The EEO includes measures obligating energy enterprises to take initiatives contributing to energy efficiency in the household and industrial sectors as well as for passenger vehicles and trucks.
The obligations are divided into awareness raising actions concerning consumer use of energy as well as technical initiatives, such as insulation work and environmental upgrades of houses.
According to the EEO targets, Greece needs to save 3,332.7 ktoe (kiloton of oil equivalent) in energy by 2020, while an initial annual target of 100 ktoe has been set.

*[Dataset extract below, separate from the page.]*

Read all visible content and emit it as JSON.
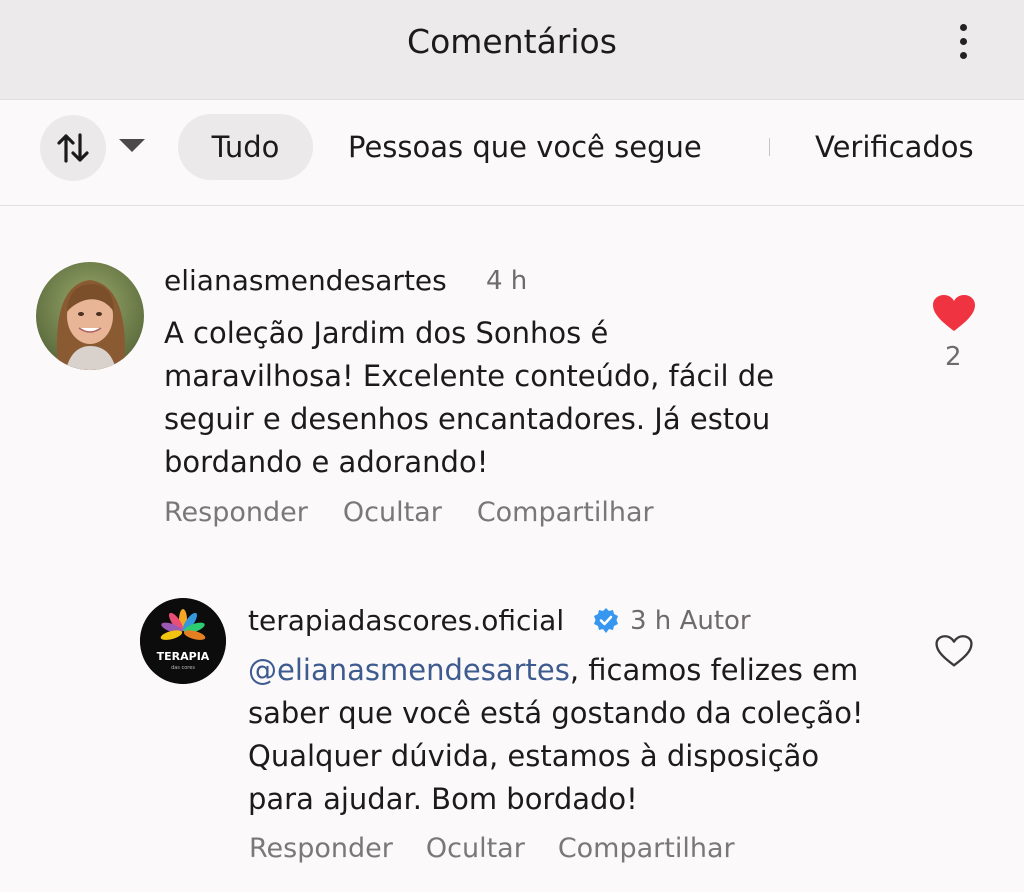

Figures released this week showed that the country’s energy firms saved a total of 177 ktoe, well over the initial target of 100 ktoe.
Major energy suppliers such as the main power utility PPC, Protergia, EKO and Coral all exceeded annual targets. PPC exceeded its 31.76 ktoe target to register 60.334, a 28.574 ktoe surplus. Protergia registered savings of 20.473 ktoe, 20.003 kteo over its 0.47 ktoe target.
Just five of the country’s 29 energy firms, among them Kaoil, Rodogaz and Phoenix, failed to reach targets. The aforementioned three all registered zero savings to miss their respective targets of 0.92 ktoe, 0.16 ktoe and 0.04 ktoe.